Blair reported his failure to tempt Lee, but General Scott could not give it up yet. He seized upon an occasion to persuade his former friend to accept the highly flattering offer. Colonel Lee, though he saw rule on one hand and ruin on the other, replied to his old general that he must resign:
I am compelled to; I cannot consult my own feelings in the matter.
Virginia, on the 17th of April, passed the ordinance of secession. The interview with Scott was on the 18th. All that day and the next—the day the Massachusetts troops passed through Baltimore on their way to invade the Southern States, of which Virginia would be the first to be attacked—Robert E. Lee pondered over the step which he feared was inevitable. If he could not consult his ambition, his financial welfare, or even his personal preference, what could he consider?

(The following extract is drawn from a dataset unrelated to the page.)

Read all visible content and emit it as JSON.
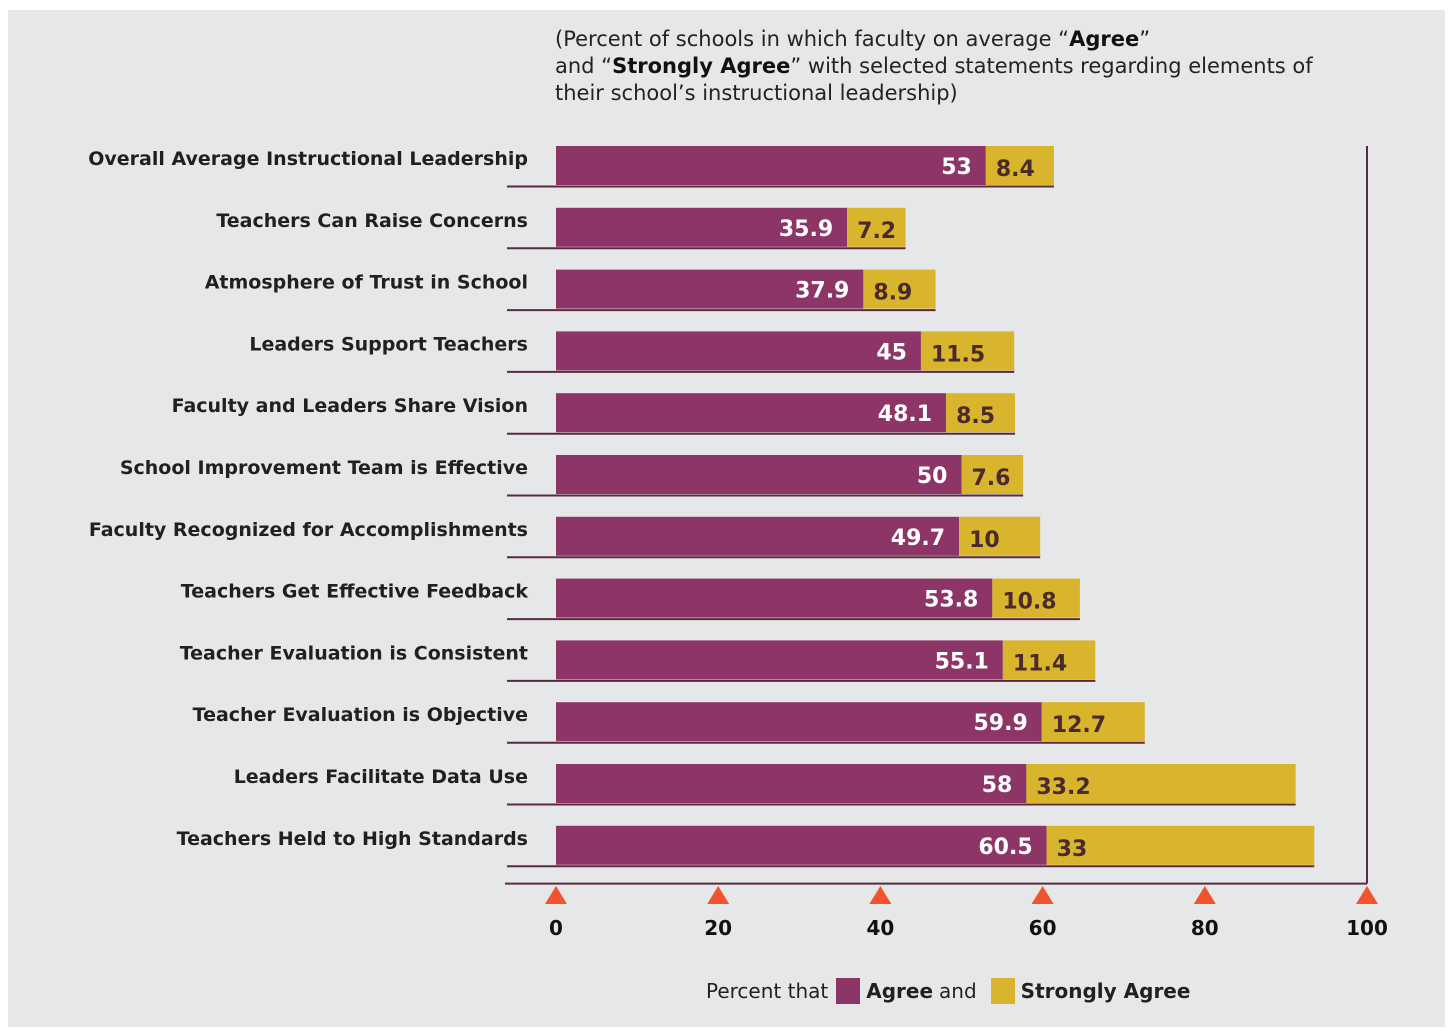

“Duty, then, is the sublimest word in our language,” he had written to his own son. Duty to what—to whom? He went up to his room and walked the floor for hours. The duty to his family was plain. The duty to his State—that larger family embracing his kindred, the family traditions, was not that the higher obligation? . . .
Soldiers were already on their way from the North. The President had called for them to march against the South. They would begin to attack, burn, frighten, insult in Virginia—and Arlington, his own home, would be a “shining mark” singled out for bayonet and torch. Should he—could he—lead such men in an invasion of his native State? They might spare Arlington and Stratford House for his sake, if he were their commander-in-chief. And “White House” on the Pamunkey, one of the homes of his wife, where George and Martha Washington were married—they might let that house stand for its century-old associations. But there were the homes associated with the memory of his mother—“Shirley,” where she was born, “Ravensworth,” where she died—and the estates of his kindred, neighbors and friends—could he lead a Northern army to drive out his own people and destroy their homes? Monstrous! Did the invaders' uniforms make their quarrel just? If a squad of police turned housebreakers should he give them right of way in his own house?

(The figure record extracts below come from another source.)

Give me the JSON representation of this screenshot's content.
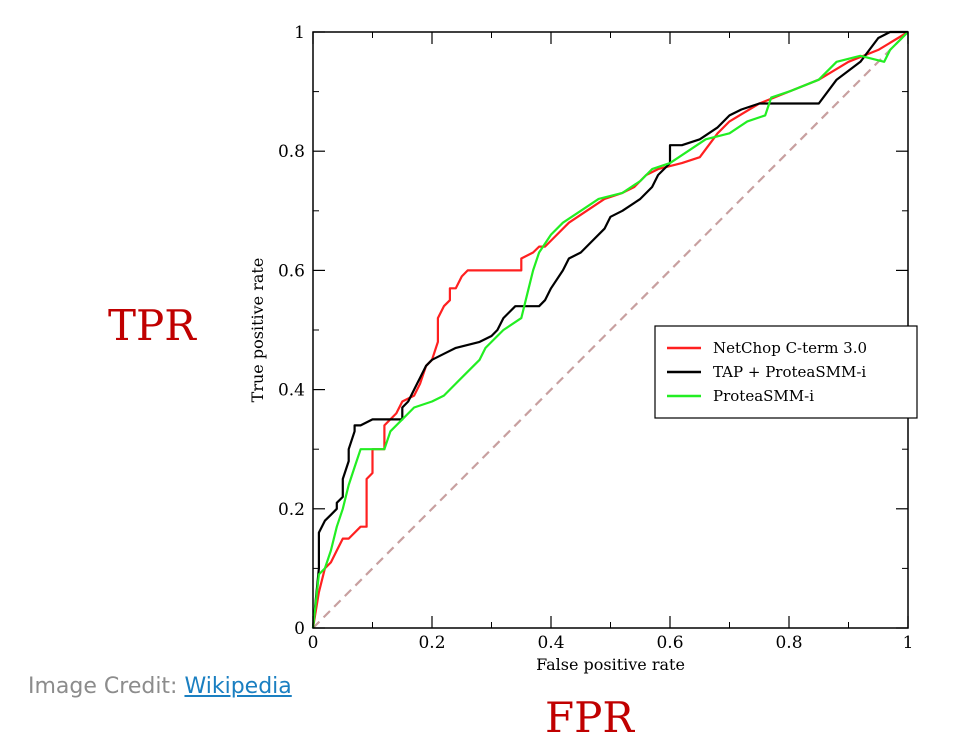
{
  "annotations": {
    "tpr": "TPR",
    "fpr": "FPR",
    "tpr_color": "#c00000",
    "fpr_color": "#c00000"
  },
  "credit": {
    "prefix": "Image Credit: ",
    "link_text": "Wikipedia"
  },
  "chart_data": {
    "type": "line",
    "title": "",
    "xlabel": "False positive rate",
    "ylabel": "True positive rate",
    "xlim": [
      0,
      1
    ],
    "ylim": [
      0,
      1
    ],
    "xticks": [
      0,
      0.2,
      0.4,
      0.6,
      0.8,
      1
    ],
    "yticks": [
      0,
      0.2,
      0.4,
      0.6,
      0.8,
      1
    ],
    "xtick_labels": [
      "0",
      "0.2",
      "0.4",
      "0.6",
      "0.8",
      "1"
    ],
    "ytick_labels": [
      "0",
      "0.2",
      "0.4",
      "0.6",
      "0.8",
      "1"
    ],
    "grid": false,
    "legend_position": "center-right",
    "diagonal": {
      "color": "#c8a0a0",
      "style": "dashed",
      "points": [
        [
          0,
          0
        ],
        [
          1,
          1
        ]
      ]
    },
    "series": [
      {
        "name": "NetChop C-term 3.0",
        "color": "#ff2020",
        "points": [
          [
            0,
            0
          ],
          [
            0.01,
            0.06
          ],
          [
            0.02,
            0.1
          ],
          [
            0.03,
            0.11
          ],
          [
            0.04,
            0.13
          ],
          [
            0.05,
            0.15
          ],
          [
            0.06,
            0.15
          ],
          [
            0.08,
            0.17
          ],
          [
            0.09,
            0.17
          ],
          [
            0.09,
            0.25
          ],
          [
            0.1,
            0.26
          ],
          [
            0.1,
            0.3
          ],
          [
            0.12,
            0.3
          ],
          [
            0.12,
            0.34
          ],
          [
            0.14,
            0.36
          ],
          [
            0.15,
            0.38
          ],
          [
            0.17,
            0.39
          ],
          [
            0.18,
            0.41
          ],
          [
            0.19,
            0.44
          ],
          [
            0.2,
            0.45
          ],
          [
            0.21,
            0.48
          ],
          [
            0.21,
            0.52
          ],
          [
            0.22,
            0.54
          ],
          [
            0.23,
            0.55
          ],
          [
            0.23,
            0.57
          ],
          [
            0.24,
            0.57
          ],
          [
            0.25,
            0.59
          ],
          [
            0.26,
            0.6
          ],
          [
            0.3,
            0.6
          ],
          [
            0.35,
            0.6
          ],
          [
            0.35,
            0.62
          ],
          [
            0.37,
            0.63
          ],
          [
            0.38,
            0.64
          ],
          [
            0.39,
            0.64
          ],
          [
            0.4,
            0.65
          ],
          [
            0.41,
            0.66
          ],
          [
            0.43,
            0.68
          ],
          [
            0.46,
            0.7
          ],
          [
            0.49,
            0.72
          ],
          [
            0.52,
            0.73
          ],
          [
            0.54,
            0.74
          ],
          [
            0.56,
            0.76
          ],
          [
            0.58,
            0.77
          ],
          [
            0.62,
            0.78
          ],
          [
            0.65,
            0.79
          ],
          [
            0.68,
            0.83
          ],
          [
            0.7,
            0.85
          ],
          [
            0.75,
            0.88
          ],
          [
            0.8,
            0.9
          ],
          [
            0.85,
            0.92
          ],
          [
            0.9,
            0.95
          ],
          [
            0.95,
            0.97
          ],
          [
            1,
            1
          ]
        ]
      },
      {
        "name": "TAP + ProteaSMM-i",
        "color": "#000000",
        "points": [
          [
            0,
            0
          ],
          [
            0.01,
            0.1
          ],
          [
            0.01,
            0.16
          ],
          [
            0.02,
            0.18
          ],
          [
            0.03,
            0.19
          ],
          [
            0.04,
            0.2
          ],
          [
            0.04,
            0.21
          ],
          [
            0.05,
            0.22
          ],
          [
            0.05,
            0.25
          ],
          [
            0.06,
            0.28
          ],
          [
            0.06,
            0.3
          ],
          [
            0.07,
            0.33
          ],
          [
            0.07,
            0.34
          ],
          [
            0.08,
            0.34
          ],
          [
            0.1,
            0.35
          ],
          [
            0.15,
            0.35
          ],
          [
            0.15,
            0.37
          ],
          [
            0.16,
            0.38
          ],
          [
            0.17,
            0.4
          ],
          [
            0.18,
            0.42
          ],
          [
            0.19,
            0.44
          ],
          [
            0.2,
            0.45
          ],
          [
            0.22,
            0.46
          ],
          [
            0.24,
            0.47
          ],
          [
            0.28,
            0.48
          ],
          [
            0.3,
            0.49
          ],
          [
            0.31,
            0.5
          ],
          [
            0.32,
            0.52
          ],
          [
            0.34,
            0.54
          ],
          [
            0.38,
            0.54
          ],
          [
            0.39,
            0.55
          ],
          [
            0.4,
            0.57
          ],
          [
            0.42,
            0.6
          ],
          [
            0.43,
            0.62
          ],
          [
            0.45,
            0.63
          ],
          [
            0.47,
            0.65
          ],
          [
            0.49,
            0.67
          ],
          [
            0.5,
            0.69
          ],
          [
            0.52,
            0.7
          ],
          [
            0.55,
            0.72
          ],
          [
            0.57,
            0.74
          ],
          [
            0.58,
            0.76
          ],
          [
            0.6,
            0.78
          ],
          [
            0.6,
            0.81
          ],
          [
            0.62,
            0.81
          ],
          [
            0.65,
            0.82
          ],
          [
            0.68,
            0.84
          ],
          [
            0.7,
            0.86
          ],
          [
            0.72,
            0.87
          ],
          [
            0.75,
            0.88
          ],
          [
            0.85,
            0.88
          ],
          [
            0.88,
            0.92
          ],
          [
            0.92,
            0.95
          ],
          [
            0.95,
            0.99
          ],
          [
            0.97,
            1
          ],
          [
            1,
            1
          ]
        ]
      },
      {
        "name": "ProteaSMM-i",
        "color": "#22ee22",
        "points": [
          [
            0,
            0
          ],
          [
            0.01,
            0.09
          ],
          [
            0.02,
            0.1
          ],
          [
            0.03,
            0.13
          ],
          [
            0.04,
            0.17
          ],
          [
            0.05,
            0.2
          ],
          [
            0.06,
            0.24
          ],
          [
            0.07,
            0.27
          ],
          [
            0.08,
            0.3
          ],
          [
            0.12,
            0.3
          ],
          [
            0.13,
            0.33
          ],
          [
            0.15,
            0.35
          ],
          [
            0.17,
            0.37
          ],
          [
            0.2,
            0.38
          ],
          [
            0.22,
            0.39
          ],
          [
            0.24,
            0.41
          ],
          [
            0.26,
            0.43
          ],
          [
            0.28,
            0.45
          ],
          [
            0.29,
            0.47
          ],
          [
            0.3,
            0.48
          ],
          [
            0.32,
            0.5
          ],
          [
            0.35,
            0.52
          ],
          [
            0.36,
            0.56
          ],
          [
            0.37,
            0.6
          ],
          [
            0.38,
            0.63
          ],
          [
            0.4,
            0.66
          ],
          [
            0.42,
            0.68
          ],
          [
            0.45,
            0.7
          ],
          [
            0.48,
            0.72
          ],
          [
            0.52,
            0.73
          ],
          [
            0.55,
            0.75
          ],
          [
            0.57,
            0.77
          ],
          [
            0.6,
            0.78
          ],
          [
            0.63,
            0.8
          ],
          [
            0.66,
            0.82
          ],
          [
            0.7,
            0.83
          ],
          [
            0.73,
            0.85
          ],
          [
            0.76,
            0.86
          ],
          [
            0.77,
            0.89
          ],
          [
            0.8,
            0.9
          ],
          [
            0.85,
            0.92
          ],
          [
            0.88,
            0.95
          ],
          [
            0.92,
            0.96
          ],
          [
            0.96,
            0.95
          ],
          [
            0.97,
            0.97
          ],
          [
            1,
            1
          ]
        ]
      }
    ]
  }
}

Yes, the State is greater than the family. He had no right to save himself and his, and betray the State. But the whole Country—is that not, in the same way, greater than the State? “Ay, there's the rub! . . .”

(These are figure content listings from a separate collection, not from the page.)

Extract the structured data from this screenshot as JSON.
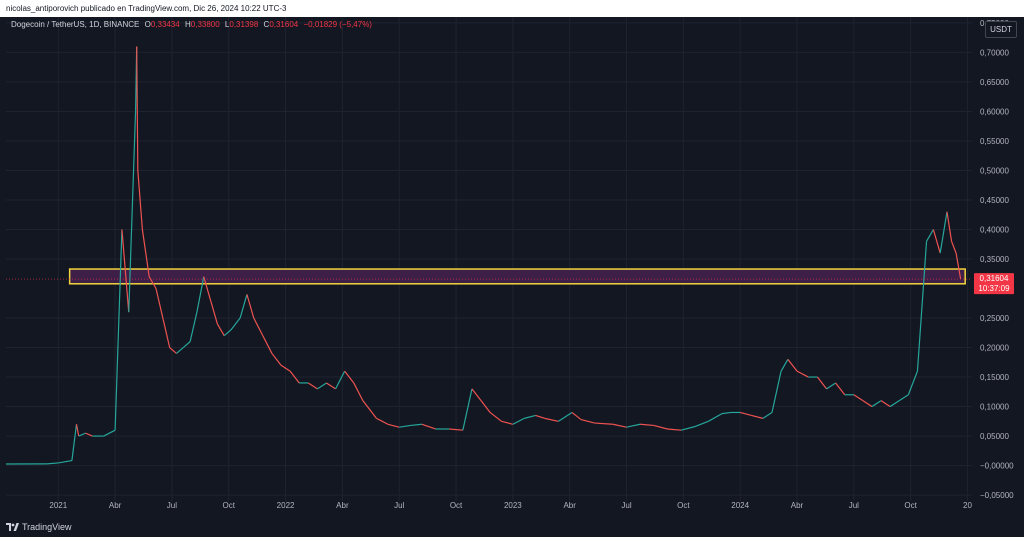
{
  "header": {
    "publisher_line": "nicolas_antiporovich publicado en TradingView.com, Dic 26, 2024 10:22 UTC-3"
  },
  "legend": {
    "symbol": "Dogecoin / TetherUS, 1D, BINANCE",
    "o_label": "O",
    "o_value": "0,33434",
    "h_label": "H",
    "h_value": "0,33800",
    "l_label": "L",
    "l_value": "0,31398",
    "c_label": "C",
    "c_value": "0,31604",
    "change": "−0,01829 (−5,47%)"
  },
  "currency_button": "USDT",
  "price_label": {
    "price": "0,31604",
    "countdown": "10:37:09"
  },
  "branding": {
    "name": "TradingView"
  },
  "colors": {
    "up": "#26a69a",
    "down": "#ef5350",
    "zone_fill": "#3d1f48",
    "zone_stroke": "#f3d43c",
    "price_tag": "#f23645"
  },
  "chart_data": {
    "type": "line",
    "title": "Dogecoin / TetherUS, 1D, BINANCE",
    "ylim": [
      -0.06,
      0.76
    ],
    "y_ticks": [
      {
        "value": 0.75,
        "label": "0,75000"
      },
      {
        "value": 0.7,
        "label": "0,70000"
      },
      {
        "value": 0.65,
        "label": "0,65000"
      },
      {
        "value": 0.6,
        "label": "0,60000"
      },
      {
        "value": 0.55,
        "label": "0,55000"
      },
      {
        "value": 0.5,
        "label": "0,50000"
      },
      {
        "value": 0.45,
        "label": "0,45000"
      },
      {
        "value": 0.4,
        "label": "0,40000"
      },
      {
        "value": 0.35,
        "label": "0,35000"
      },
      {
        "value": 0.25,
        "label": "0,25000"
      },
      {
        "value": 0.2,
        "label": "0,20000"
      },
      {
        "value": 0.15,
        "label": "0,15000"
      },
      {
        "value": 0.1,
        "label": "0,10000"
      },
      {
        "value": 0.05,
        "label": "0,05000"
      },
      {
        "value": 0.0,
        "label": "−0,00000"
      },
      {
        "value": -0.05,
        "label": "−0,05000"
      }
    ],
    "x_ticks": [
      {
        "t": 2021.0,
        "label": "2021"
      },
      {
        "t": 2021.25,
        "label": "Abr"
      },
      {
        "t": 2021.5,
        "label": "Jul"
      },
      {
        "t": 2021.75,
        "label": "Oct"
      },
      {
        "t": 2022.0,
        "label": "2022"
      },
      {
        "t": 2022.25,
        "label": "Abr"
      },
      {
        "t": 2022.5,
        "label": "Jul"
      },
      {
        "t": 2022.75,
        "label": "Oct"
      },
      {
        "t": 2023.0,
        "label": "2023"
      },
      {
        "t": 2023.25,
        "label": "Abr"
      },
      {
        "t": 2023.5,
        "label": "Jul"
      },
      {
        "t": 2023.75,
        "label": "Oct"
      },
      {
        "t": 2024.0,
        "label": "2024"
      },
      {
        "t": 2024.25,
        "label": "Abr"
      },
      {
        "t": 2024.5,
        "label": "Jul"
      },
      {
        "t": 2024.75,
        "label": "Oct"
      },
      {
        "t": 2025.0,
        "label": "20"
      }
    ],
    "x_range": [
      2020.77,
      2025.02
    ],
    "series": [
      {
        "points": [
          [
            2020.77,
            0.0027
          ],
          [
            2020.95,
            0.0029
          ],
          [
            2021.0,
            0.0045
          ],
          [
            2021.06,
            0.0085
          ],
          [
            2021.08,
            0.07
          ],
          [
            2021.09,
            0.05
          ],
          [
            2021.12,
            0.055
          ],
          [
            2021.15,
            0.05
          ],
          [
            2021.2,
            0.05
          ],
          [
            2021.25,
            0.06
          ],
          [
            2021.28,
            0.4
          ],
          [
            2021.31,
            0.26
          ],
          [
            2021.34,
            0.6
          ],
          [
            2021.345,
            0.71
          ],
          [
            2021.35,
            0.5
          ],
          [
            2021.37,
            0.4
          ],
          [
            2021.4,
            0.32
          ],
          [
            2021.43,
            0.3
          ],
          [
            2021.46,
            0.25
          ],
          [
            2021.49,
            0.2
          ],
          [
            2021.52,
            0.19
          ],
          [
            2021.55,
            0.2
          ],
          [
            2021.58,
            0.21
          ],
          [
            2021.61,
            0.26
          ],
          [
            2021.64,
            0.32
          ],
          [
            2021.67,
            0.28
          ],
          [
            2021.7,
            0.24
          ],
          [
            2021.73,
            0.22
          ],
          [
            2021.76,
            0.23
          ],
          [
            2021.8,
            0.25
          ],
          [
            2021.83,
            0.29
          ],
          [
            2021.86,
            0.25
          ],
          [
            2021.9,
            0.22
          ],
          [
            2021.94,
            0.19
          ],
          [
            2021.98,
            0.17
          ],
          [
            2022.02,
            0.16
          ],
          [
            2022.06,
            0.14
          ],
          [
            2022.1,
            0.14
          ],
          [
            2022.14,
            0.13
          ],
          [
            2022.18,
            0.14
          ],
          [
            2022.22,
            0.13
          ],
          [
            2022.26,
            0.16
          ],
          [
            2022.3,
            0.14
          ],
          [
            2022.34,
            0.11
          ],
          [
            2022.4,
            0.08
          ],
          [
            2022.45,
            0.07
          ],
          [
            2022.5,
            0.065
          ],
          [
            2022.55,
            0.068
          ],
          [
            2022.6,
            0.07
          ],
          [
            2022.66,
            0.062
          ],
          [
            2022.72,
            0.062
          ],
          [
            2022.78,
            0.06
          ],
          [
            2022.82,
            0.13
          ],
          [
            2022.86,
            0.11
          ],
          [
            2022.9,
            0.09
          ],
          [
            2022.95,
            0.075
          ],
          [
            2023.0,
            0.07
          ],
          [
            2023.05,
            0.08
          ],
          [
            2023.1,
            0.085
          ],
          [
            2023.14,
            0.08
          ],
          [
            2023.2,
            0.075
          ],
          [
            2023.26,
            0.09
          ],
          [
            2023.3,
            0.078
          ],
          [
            2023.36,
            0.072
          ],
          [
            2023.44,
            0.07
          ],
          [
            2023.5,
            0.065
          ],
          [
            2023.56,
            0.07
          ],
          [
            2023.62,
            0.068
          ],
          [
            2023.68,
            0.062
          ],
          [
            2023.74,
            0.06
          ],
          [
            2023.8,
            0.066
          ],
          [
            2023.86,
            0.075
          ],
          [
            2023.92,
            0.088
          ],
          [
            2023.96,
            0.09
          ],
          [
            2024.0,
            0.09
          ],
          [
            2024.05,
            0.085
          ],
          [
            2024.1,
            0.08
          ],
          [
            2024.14,
            0.09
          ],
          [
            2024.18,
            0.16
          ],
          [
            2024.21,
            0.18
          ],
          [
            2024.25,
            0.16
          ],
          [
            2024.3,
            0.15
          ],
          [
            2024.34,
            0.15
          ],
          [
            2024.38,
            0.13
          ],
          [
            2024.42,
            0.14
          ],
          [
            2024.46,
            0.12
          ],
          [
            2024.5,
            0.12
          ],
          [
            2024.54,
            0.11
          ],
          [
            2024.58,
            0.1
          ],
          [
            2024.62,
            0.11
          ],
          [
            2024.66,
            0.1
          ],
          [
            2024.7,
            0.11
          ],
          [
            2024.74,
            0.12
          ],
          [
            2024.78,
            0.16
          ],
          [
            2024.82,
            0.38
          ],
          [
            2024.85,
            0.4
          ],
          [
            2024.88,
            0.36
          ],
          [
            2024.91,
            0.43
          ],
          [
            2024.93,
            0.38
          ],
          [
            2024.95,
            0.36
          ],
          [
            2024.97,
            0.316
          ]
        ]
      }
    ],
    "zone": {
      "from": 2021.05,
      "to": 2024.99,
      "low": 0.308,
      "high": 0.333
    }
  }
}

But that “Rail-Splitter” with the motley crew he called his Cabinet, backed by abolitionists and other haters of the South—did they constitute the country of Washington, Jefferson, Madison, Monroe, and many other Fathers—his Country? “No, a thousand times no!”
It would do no good to die for such. But his blessed little invalid wife, his darling children. What kind of a man would he be not to stand up for and defend them? Were not the other wives and children of Virginia—of the whole South—just as dear to their husbands and fathers and friends?
There was a long silence. Then a pleading voice was heard, in prayer—God is above all—over Country, over State, over family. What does the Word say? Ah, here it is! St. Paul's First Letter to Timothy, fifth chapter, eighth verse:
But if any provide not for his own, and specially for those of his own house, he hath denied the faith, and is worse than an infidel.
How clear it was! How could he have doubted. God had spoken peace to his soul in the stormy tempest. He went to his desk and wrote to the Hon. Simon Cameron, Secretary of War:
Then he went down stairs, with a calm smile on his noble face, and said gently to his anxious wife:
Well, Mary, the question is settled.